Cleared up: Ecosphere CEO Robbie Cathey holds up a jar full of dark untreated water, and cloudy water that’s been treated with his company’s technology. The treated water isn’t safe to drink, but it’s good enough for fracking.
Ecosphere’s process replaces the biocides and descaling agents typically used in fracking water with an ozone-based treatment. Ozone itself isn’t benign, but Ecosphere produces it on site, so it doesn’t have to be transported, which reduces the chance of spills, the fuel needed for transport, and the wear and tear on roads—a major problem for communities with large fracking operations. The process lets well operators recycle water, reducing the total amount consumed and the amount of waste material that needs to be disposed of.
The use of ozone to treat water isn’t new, but it hasn’t been used much in part because it’s expensive. Ecosphere has found ways to reduce the amount of ozone needed by 90 percent. It uses a combination of approaches. First it flows water through proprietary structures that cause tiny bubbles to form and collapse—which is called cavitation.
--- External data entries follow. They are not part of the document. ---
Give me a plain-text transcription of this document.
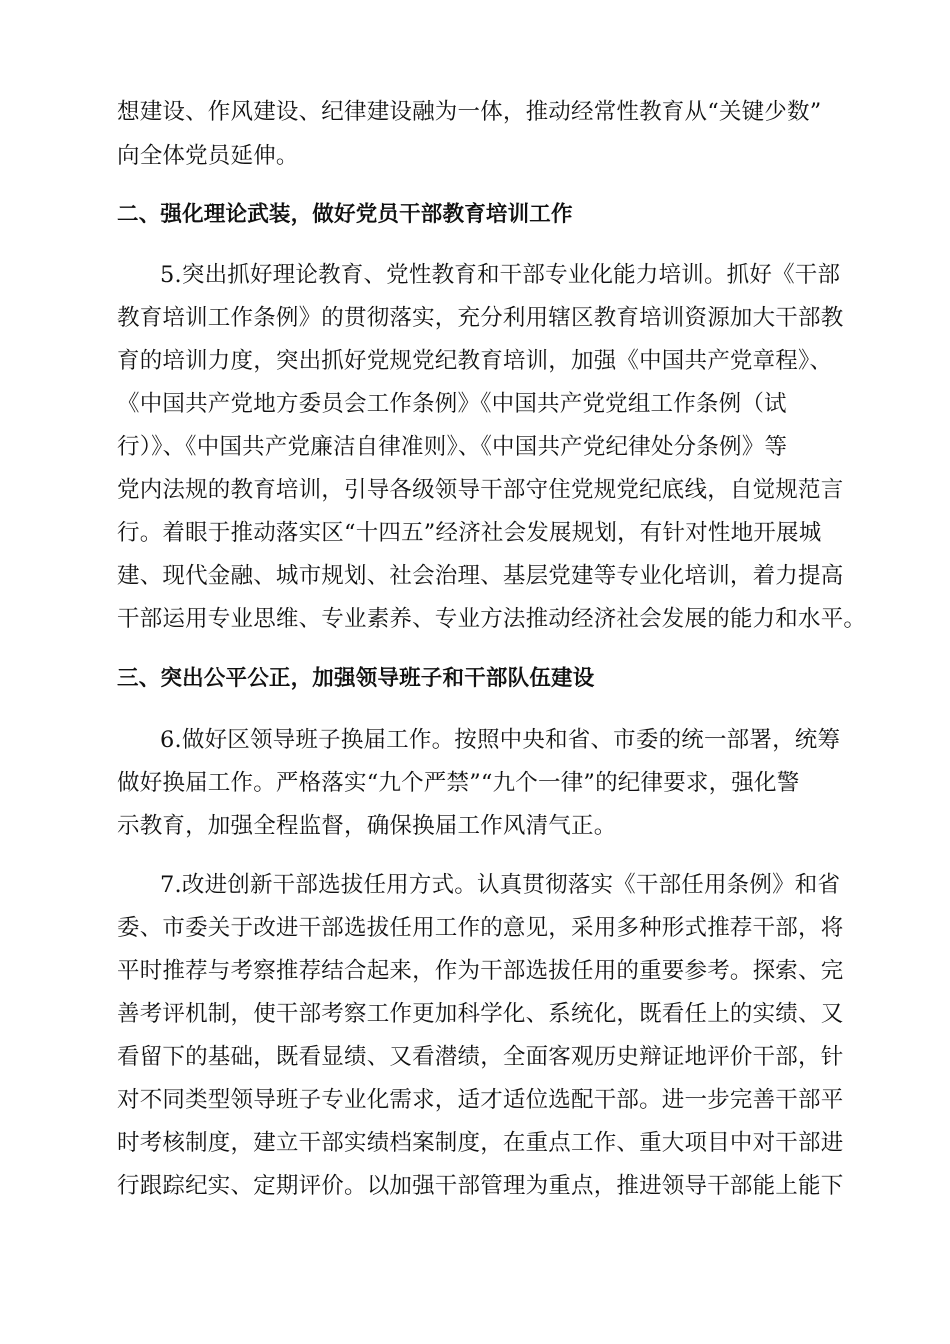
想建设、作风建设、纪律建设融为一体，推动经常性教育从“关键少数”
向全体党员延伸。
二、强化理论武装，做好党员干部教育培训工作
5.突出抓好理论教育、党性教育和干部专业化能力培训。抓好《干部
教育培训工作条例》的贯彻落实，充分利用辖区教育培训资源加大干部教
育的培训力度，突出抓好党规党纪教育培训，加强《中国共产党章程》、
《中国共产党地方委员会工作条例》《中国共产党党组工作条例（试
行）》、《中国共产党廉洁自律准则》、《中国共产党纪律处分条例》等
党内法规的教育培训，引导各级领导干部守住党规党纪底线，自觉规范言
行。着眼于推动落实区“十四五”经济社会发展规划，有针对性地开展城
建、现代金融、城市规划、社会治理、基层党建等专业化培训，着力提高
干部运用专业思维、专业素养、专业方法推动经济社会发展的能力和水平。
三、突出公平公正，加强领导班子和干部队伍建设
6.做好区领导班子换届工作。按照中央和省、市委的统一部署，统筹
做好换届工作。严格落实“九个严禁”“九个一律”的纪律要求，强化警
示教育，加强全程监督，确保换届工作风清气正。
7.改进创新干部选拔任用方式。认真贯彻落实《干部任用条例》和省
委、市委关于改进干部选拔任用工作的意见，采用多种形式推荐干部，将
平时推荐与考察推荐结合起来，作为干部选拔任用的重要参考。探索、完
善考评机制，使干部考察工作更加科学化、系统化，既看任上的实绩、又
看留下的基础，既看显绩、又看潜绩，全面客观历史辩证地评价干部，针
对不同类型领导班子专业化需求，适才适位选配干部。进一步完善干部平
时考核制度，建立干部实绩档案制度，在重点工作、重大项目中对干部进
行跟踪纪实、定期评价。以加强干部管理为重点，推进领导干部能上能下
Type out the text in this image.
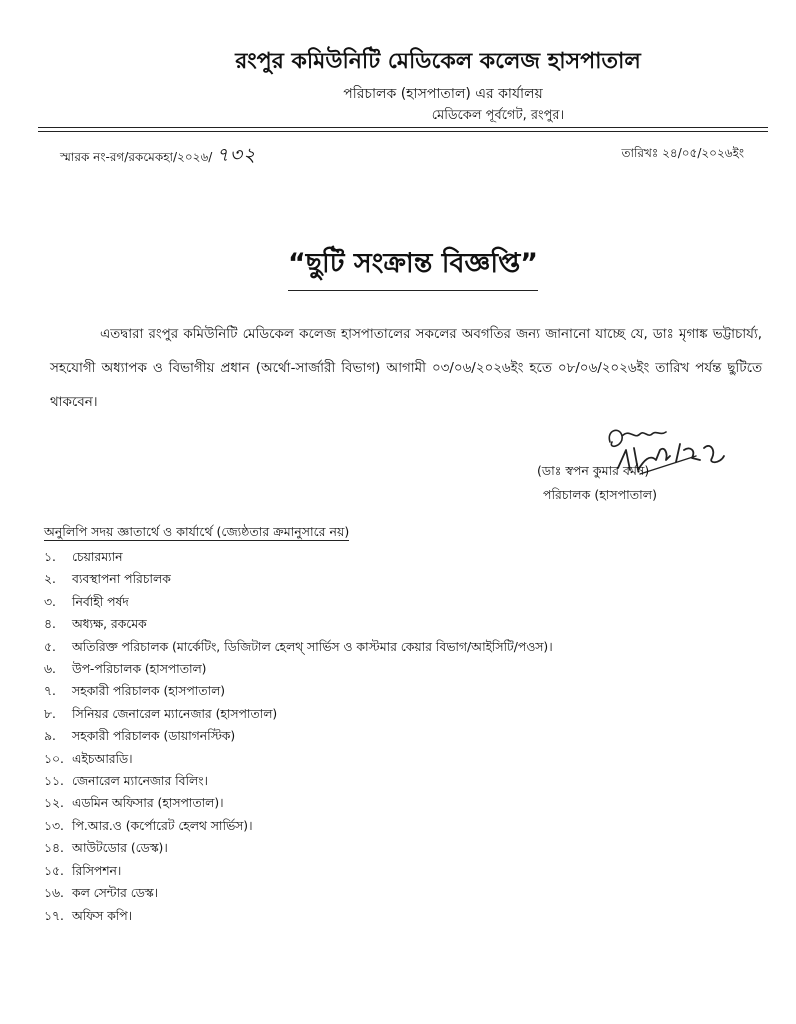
রংপুর কমিউনিটি মেডিকেল কলেজ হাসপাতাল
পরিচালক (হাসপাতাল) এর কার্যালয়
মেডিকেল পূর্বগেট, রংপুর।
স্মারক নং-রগ/রকমেকহা/২০২৬/ ৭৩২	তারিখঃ ২৪/০৫/২০২৬ইং
“ছুটি সংক্রান্ত বিজ্ঞপ্তি”
এতদ্বারা রংপুর কমিউনিটি মেডিকেল কলেজ হাসপাতালের সকলের অবগতির জন্য জানানো যাচ্ছে যে, ডাঃ মৃগাঙ্ক ভট্টাচার্য্য, সহযোগী অধ্যাপক ও বিভাগীয় প্রধান (অর্থো-সার্জারী বিভাগ) আগামী ০৩/০৬/২০২৬ইং হতে ০৮/০৬/২০২৬ইং তারিখ পর্যন্ত ছুটিতে থাকবেন।
(ডাঃ স্বপন কুমার বর্মন)
পরিচালক (হাসপাতাল)
অনুলিপি সদয় জ্ঞাতার্থে ও কার্যার্থে (জ্যেষ্ঠতার ক্রমানুসারে নয়)
১. চেয়ারম্যান
২. ব্যবস্থাপনা পরিচালক
৩. নির্বাহী পর্ষদ
৪. অধ্যক্ষ, রকমেক
৫. অতিরিক্ত পরিচালক (মার্কেটিং, ডিজিটাল হেলথ্‌ সার্ভিস ও কাস্টমার কেয়ার বিভাগ/আইসিটি/পওস)।
৬. উপ-পরিচালক (হাসপাতাল)
৭. সহকারী পরিচালক (হাসপাতাল)
৮. সিনিয়র জেনারেল ম্যানেজার (হাসপাতাল)
৯. সহকারী পরিচালক (ডায়াগনস্টিক)
১০. এইচআরডি।
১১. জেনারেল ম্যানেজার বিলিং।
১২. এডমিন অফিসার (হাসপাতাল)।
১৩. পি.আর.ও (কর্পোরেট হেলথ সার্ভিস)।
১৪. আউটডোর (ডেস্ক)।
১৫. রিসিপশন।
১৬. কল সেন্টার ডেস্ক।
১৭. অফিস কপি।
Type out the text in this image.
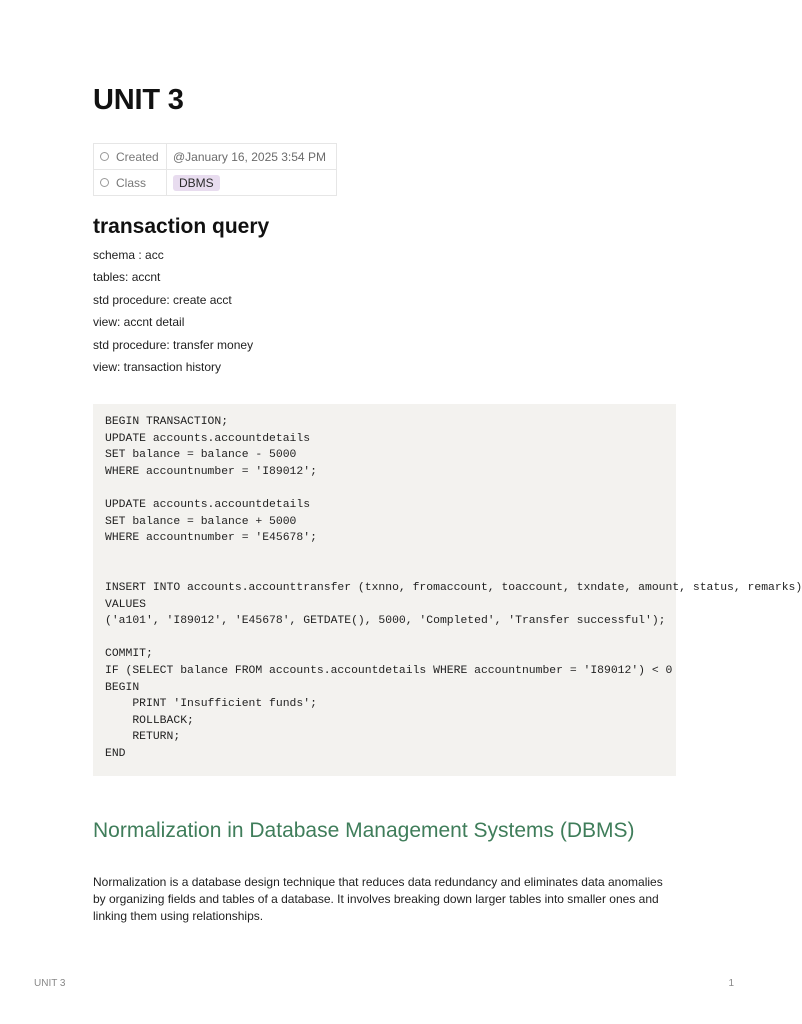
UNIT 3
Created	@January 16, 2025 3:54 PM
Class	DBMS
transaction query
schema : acc
tables: accnt
std procedure: create acct
view: accnt detail
std procedure: transfer money
view: transaction history
BEGIN TRANSACTION;
UPDATE accounts.accountdetails
SET balance = balance - 5000
WHERE accountnumber = 'I89012';

UPDATE accounts.accountdetails
SET balance = balance + 5000
WHERE accountnumber = 'E45678';

INSERT INTO accounts.accounttransfer (txnno, fromaccount, toaccount, txndate, amount, status, remarks)
VALUES
('a101', 'I89012', 'E45678', GETDATE(), 5000, 'Completed', 'Transfer successful');

COMMIT;
IF (SELECT balance FROM accounts.accountdetails WHERE accountnumber = 'I89012') < 0
BEGIN
PRINT 'Insufficient funds';
ROLLBACK;
RETURN;
END
Normalization in Database Management Systems (DBMS)

Normalization is a database design technique that reduces data redundancy and eliminates data anomalies by organizing fields and tables of a database. It involves breaking down larger tables into smaller ones and linking them using relationships.

UNIT 3	1
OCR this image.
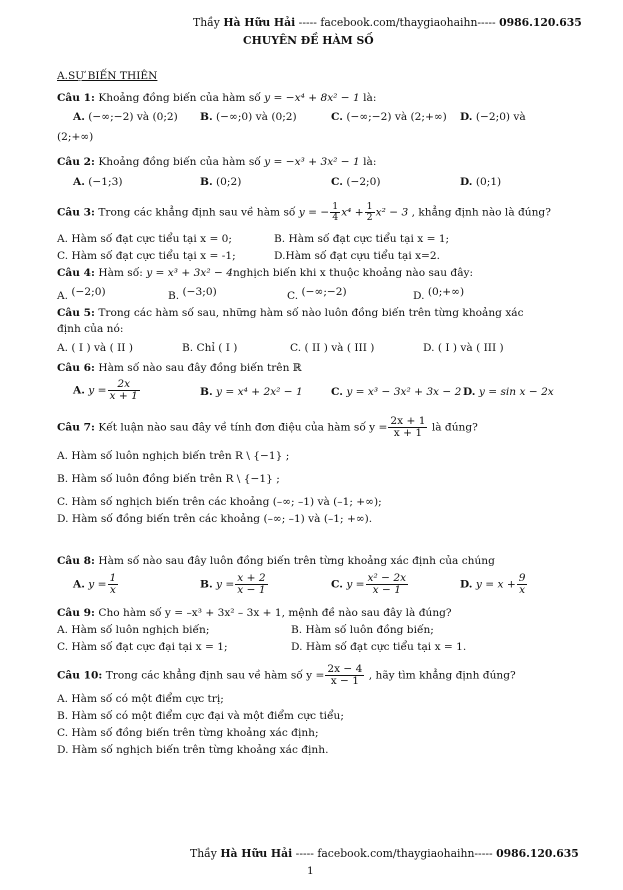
Thầy Hà Hữu Hải ----- facebook.com/thaygiaohaihn----- 0986.120.635
CHUYÊN ĐỀ HÀM SỐ
A.SỰ BIẾN THIÊN
Câu 1: Khoảng đồng biến của hàm số y = −x⁴ + 8x² − 1 là:
A. (−∞;−2) và (0;2) B. (−∞;0) và (0;2)	C. (−∞;−2) và (2;+∞) D. (−2;0) và
(2;+∞)
Câu 2: Khoảng đồng biến của hàm số y = −x³ + 3x² − 1 là:
A. (−1;3)	B. (0;2)	C. (−2;0)	D. (0;1)
Câu 3: Trong các khẳng định sau về hàm số y = − $\frac{1}{4} x^4 + \frac{1}{2} x^2 - 3$ , khẳng định nào là đúng?
A. Hàm số đạt cực tiểu tại x = 0;	B. Hàm số đạt cực tiểu tại x = 1;
C. Hàm số đạt cực tiểu tại x = -1;	D.Hàm số đạt cựu tiểu tại x=2.
Câu 4: Hàm số: y = x³ + 3x² − 4nghịch biến khi x thuộc khoảng nào sau đây:
A. (−2;0)	B. (−3;0)	C. (−∞;−2)	D. (0;+∞)
Câu 5: Trong các hàm số sau, những hàm số nào luôn đồng biến trên từng khoảng xác
định của nó:
A. ( I ) và ( II )	B. Chỉ ( I )	C. ( II ) và ( III )	D. ( I ) và ( III )
Câu 6: Hàm số nào sau đây đồng biến trên ℝ
A. $y = \frac{2x}{x + 1}$	B. y = x⁴ + 2x² − 1	C. y = x³ − 3x² + 3x − 2 D. y = sin x − 2x
Câu 7: Kết luận nào sau đây về tính đơn điệu của hàm số $y = \frac{2x + 1}{x + 1}$ là đúng?
A. Hàm số luôn nghịch biến trên R \ {−1} ;
B. Hàm số luôn đồng biến trên R \ {−1} ;
C. Hàm số nghịch biến trên các khoảng (–∞; –1) và (–1; +∞);
D. Hàm số đồng biến trên các khoảng (–∞; –1) và (–1; +∞).
Câu 8: Hàm số nào sau đây luôn đồng biến trên từng khoảng xác định của chúng
A. $y = \frac{1}{x}$	B. $y = \frac{x + 2}{x - 1}$	C. $y = \frac{\text{x² − 2x}}{x - 1}$	D. $y = x + \frac{9}{x}$
Câu 9: Cho hàm số y = –x³ + 3x² – 3x + 1, mệnh đề nào sau đây là đúng?
A. Hàm số luôn nghịch biến;	B. Hàm số luôn đồng biến;
C. Hàm số đạt cực đại tại x = 1;	D. Hàm số đạt cực tiểu tại x = 1.
Câu 10: Trong các khẳng định sau về hàm số $y = \frac{2x - 4}{x - 1}$ , hãy tìm khẳng định đúng?
A. Hàm số có một điểm cực trị;
B. Hàm số có một điểm cực đại và một điểm cực tiểu;
C. Hàm số đồng biến trên từng khoảng xác định;
D. Hàm số nghịch biến trên từng khoảng xác định.
Thầy Hà Hữu Hải ----- facebook.com/thaygiaohaihn----- 0986.120.635
1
It also uses ultrasound to create more cavitation. In both cases, this breaks up biological contaminants in the water, making the ozone more effective, and creates free radicals that themselves help disinfect the water. The final step is to run an electrical current through the water, which causes some of the salts in the water to precipitate, reducing scaling. The process is cheaper than some other alternatives, such as UV treatment and desalination, the company says.
There’s a limit to how much Ecosphere’s process can reduce water use, says James Bolander, a senior vice president at Southwestern Energy, a fracking company that uses Ecosphere’s technology. In some cases, it can treat all of the water that flows back out of a fracking well. But most of the water used in fracking stays down in the well, he says, and that needs to be replaced with more fresh water for the next well.